“Once Upon a Time in Anatolia” is not an easy watch.At a running length of 157 mins, you feel like tasting the best soup of your life while sitting in the most uncomfortable chair. You feel every passing second, like it is leisurely playing in front of your eyes. ‘Once Upon a Time in Anatolia’ asks for tremendous patience, a well-rested mind, and meticulous observation skills to integrate meta-human drama & deep rooted metaphors. By the end, you are rewarded with a cinematic ‘masterpiece’ that has nothing substantial in its plot on the surface level, but still has everything you ask for in a movie.

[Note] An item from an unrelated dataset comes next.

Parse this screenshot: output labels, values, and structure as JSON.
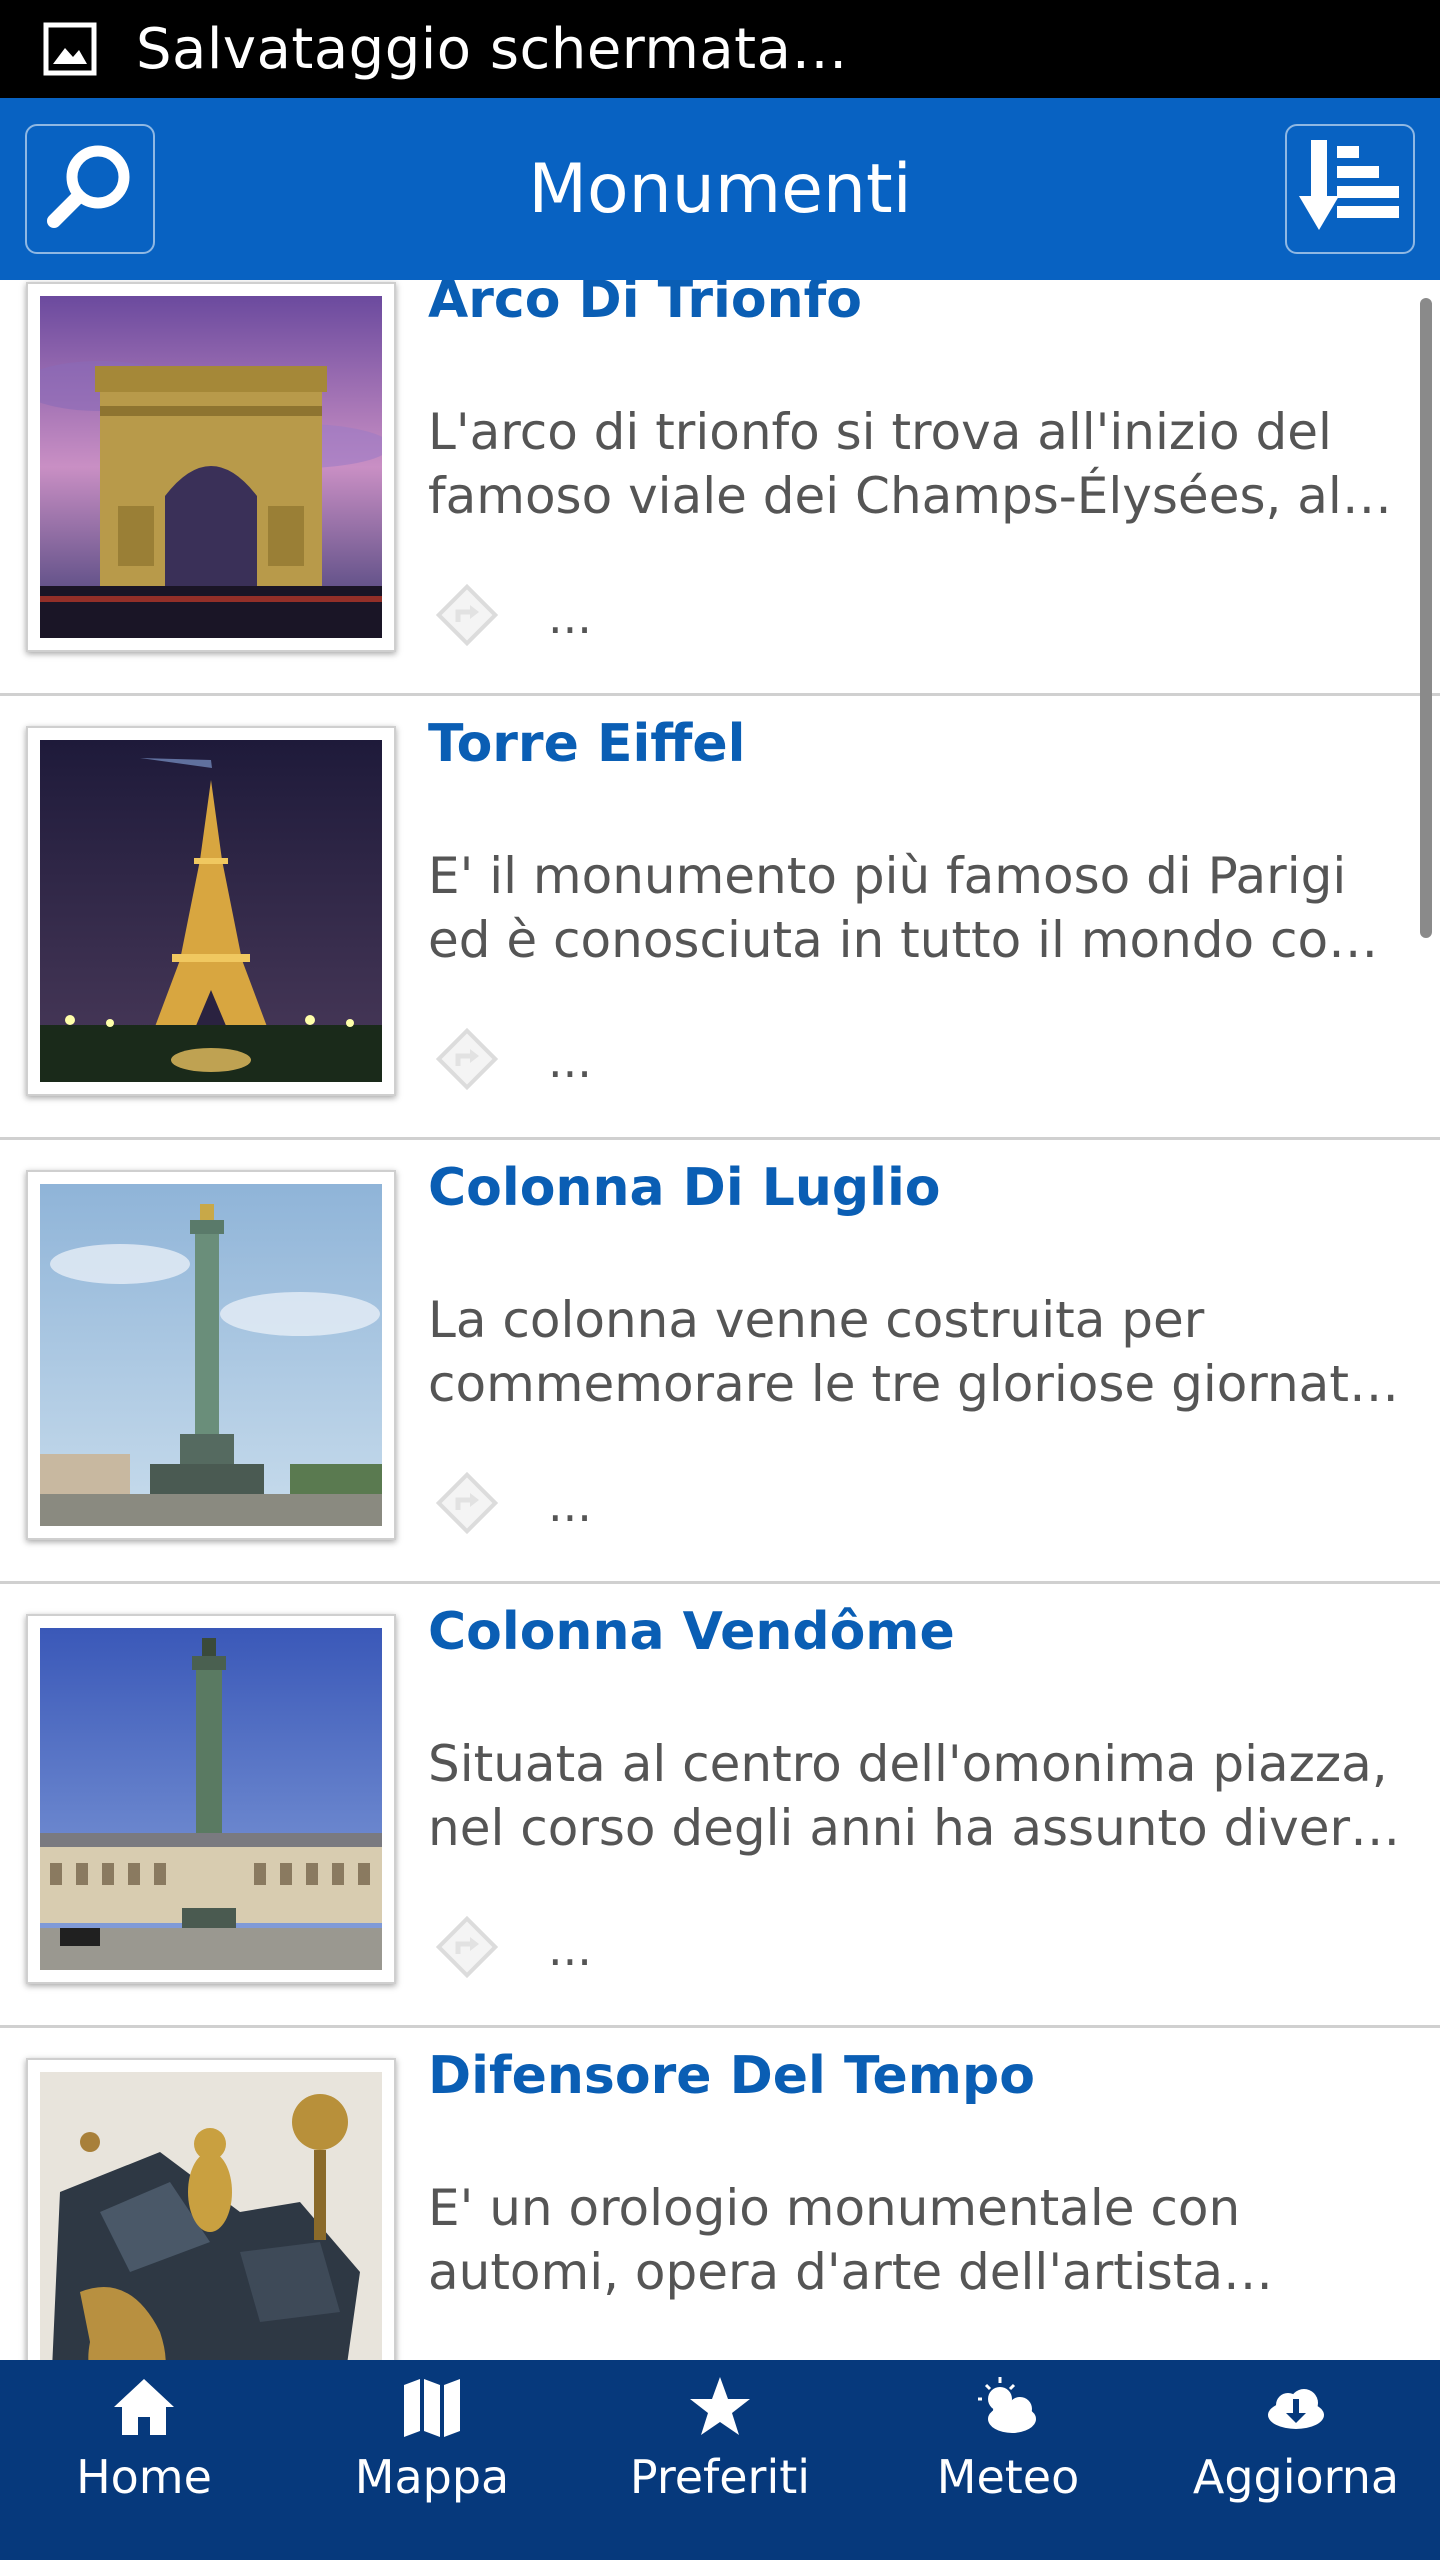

Nuri Bilge Ceylan has the rare quality of a profound understanding of the human psyche during idle mind phase. Once Upon a Time in Anatolia is a gorgeously shot crime drama with densely layered characters that grow effortlessly & organically with time.
We see three vehicles traversing the barren land of Anatolia, and three pair of headlights piercing through the dark blanket of night over the hills of Anatolia, in search of a corpse. The three vehicles in themselves form a character carrying a bunch of agitated men that includes a young doctor, a public prosecutor, a police chief, cops, soldiers and two murderers who have confessed to their crimes. We soon realize that the search of the corpse in the dark is more inclined to the metaphorical zone than a literal one. It draws a parallel with each character having their own buried truths that never see light of demystifying them.
Time seems to have stopped (in a literal sense too), characters start wearing out, frustration starts to creep in among men; all because the killers were too drunk to recall where they buried the victim’s body. As they meander the gruesome terrain, they talk, they take a break and again indulge in long conversations. Then comes the interlude, and we again see the characters conversing in the mayor’s house in the nearby village where they have come for a meal. The characters attempt every possible thing to kill the dreadful silence. The principal conversations are between the prosecutor and the doctor as they travel from place to place, conversations that outline the characters of these two men: the accomplished ferreting nature of the prosecutor, the doctor’s store of discomfiting experiences.
The murder, the gruesome search, and the motive of the murder is just a decoy in this masterpiece by Ceylan. He is more concerned with the nature of men that gives them a chance for opening up without any judgement or repercussion. The interesting thing to notice is that the root of every discussion is based on ‘women’, like every other Ceylan’s film, where he weaves the story around men and women without any actual female as the principal character.
As much as Ceylan’s diligent screenplay & painstakingly beautiful characterization of each character are worth applauding, credit also goes to cinematographer ‘GökhanTiryak’. GökhanTiryaki moves the camera with such elegance that it captures the eerie and the thrill in the rightful amount to maintain the dramatic tension throughout. Like when we see the chief & a driver along with the doctor & another cop sitting in the car, in the natural light, but one of the murder suspects is sitting muted in dark for a brief amount of time. All the four characters are discussing on a trivial topic, but you clearly sense the horror of something going awry.
Once Upon a Time in Anatolia is an adult fairy tale that meditates on human nature in the idle phase of minds.